Yahya, Rakan, Ruslan, Jubran, Eve, Revan, Sayden, Luqman, Sidra; Gazze’de yaşayan ve çalışan bir doktorun, 35 yaşındaki Alaa al-Najjar’ın 10 çocuğundan dokuzunun adı. En küçüğü Sayden henüz altı aylık. Ancak hiç biri hayatta değil. Çünkü geçtiğimiz günlerde İsrail tarafından bombalanan evlerinden sağ çıkmayı başaramadılar.

Yanıp kül olmuş bedenlerini ne anneleri, ne de akrabaları tanıyabildi. Guardian muhabirleri orada olmasa ve ailelerinin dramlarını okuyucularına aktarmasaydı siz de ben de onları tanımayacak, isimlerini bilmeyecektik. Dokuz çocuk daha sayıları 54 bini bulan ölüm istatistikleri arasında kaybolup gidecekti.

En azından onlar oradaydı ve bu büyük trajediyi, Gazze’deki yıkımı, insanların açlığa ve susuzluğa mahkum edilmesini belgelediler. Yaşanan dramı kişiselleştirip okuyucularının empati duyması için ellerinden gelen en iyi şeyi yaptılar. Yaptıkları belki ülkeleri İngiltere’nin İsrail’e karşı biraz daha tedbir almasına, yaptırım uygulamasına yol açar.

Ama muhtemelen Netanyahu yönetimini, koalisyonundaki fanatikleri Gazze’yi soykırımla da olsa Gazzelilerden temizleme teşebbüsünü sona erdirmez. Onlar Hamas’ın 7 Ekim saldırısıyla yarattığı “fırsatı” sonuna kadar kullanmak, Avrupa ve Amerika’nın kendilerine duyduğu sempatiden, Körfez ülkelerinin İran korkusundan yararlanmak ister.

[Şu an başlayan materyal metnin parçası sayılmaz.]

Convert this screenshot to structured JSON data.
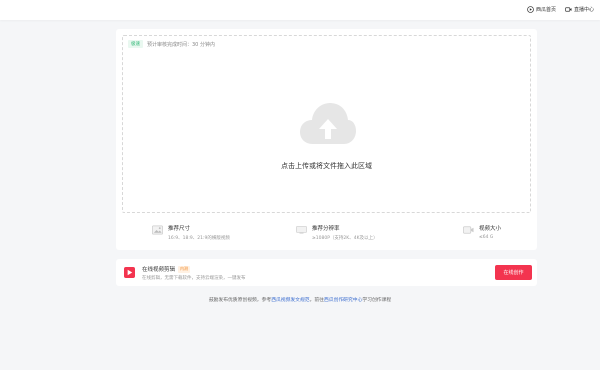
{
  "topbar": {
    "home_link": "西瓜首页",
    "live_link": "直播中心"
  },
  "upload": {
    "badge": "极速",
    "estimate_text": "预计审核完成时间：30 分钟内",
    "drop_label": "点击上传或将文件拖入此区域",
    "specs": [
      {
        "title": "推荐尺寸",
        "desc": "16:9、18:9、21:9的横版视频"
      },
      {
        "title": "推荐分辨率",
        "desc": "≥1080P（支持2K、4K及以上）"
      },
      {
        "title": "视频大小",
        "desc": "≤64 G"
      }
    ]
  },
  "editor": {
    "title": "在线视频剪辑",
    "badge": "内测",
    "desc": "在线剪辑，无需下载软件，支持云端渲染，一键发布",
    "button": "在线创作"
  },
  "footer": {
    "prefix": "鼓励发布优质原创视频，参考",
    "link1": "西瓜视频发文规范",
    "middle": "，前往",
    "link2": "西瓜创作研究中心",
    "suffix": "学习创作课程"
  },
  "colors": {
    "accent": "#f3344f",
    "link": "#3a6ccf",
    "success": "#2bb673",
    "beta": "#f28b2a"
  }
}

Ne Uluslararası Adalet Divanı’na ne de Uluslararası Ceza Mahkemesi’ne açılan davalar onları caydırdı. Mısır ve Ürdün kabul etse Gazze’yi çoktan boşaltacaklar, İsrail’in bir kez daha genişlemesini sağlayacaklardı. Fakat ikisi de direndi, Trump’ın riviyera önerisine bile karşı çıktı. Olan sonuçta Gazzelilere oldu.

Onbinlerce masum insan evlerinin altında Hamas, hastanelerinde tünel var gerekçesiyle bombalarla öldürüldü. Tüm bunlar da geçerli olmayan bir meşru müdafaa hakkına bağlandı. Cenevre Sözleşmeleri, insancıl hukukun temel normları, jus in bello’nun orantısallık ilkesi unutuldu.

Katliamlar ikincil hasar (colleteral damage) mantığına dayandırılıp meşru gösterilmeye çalışıldı. Sivil halkın evlerini terk etmeleri için uyarıldığı söylendi. Dahası BM’in yardımlarının dağıtılması engellenerek, başka yardım kuruluşlarının faaliyetleri çalışanlarının hedef alınmasıyla durdurularak insanlar açlığa ve hiçliğe mahkum edildi.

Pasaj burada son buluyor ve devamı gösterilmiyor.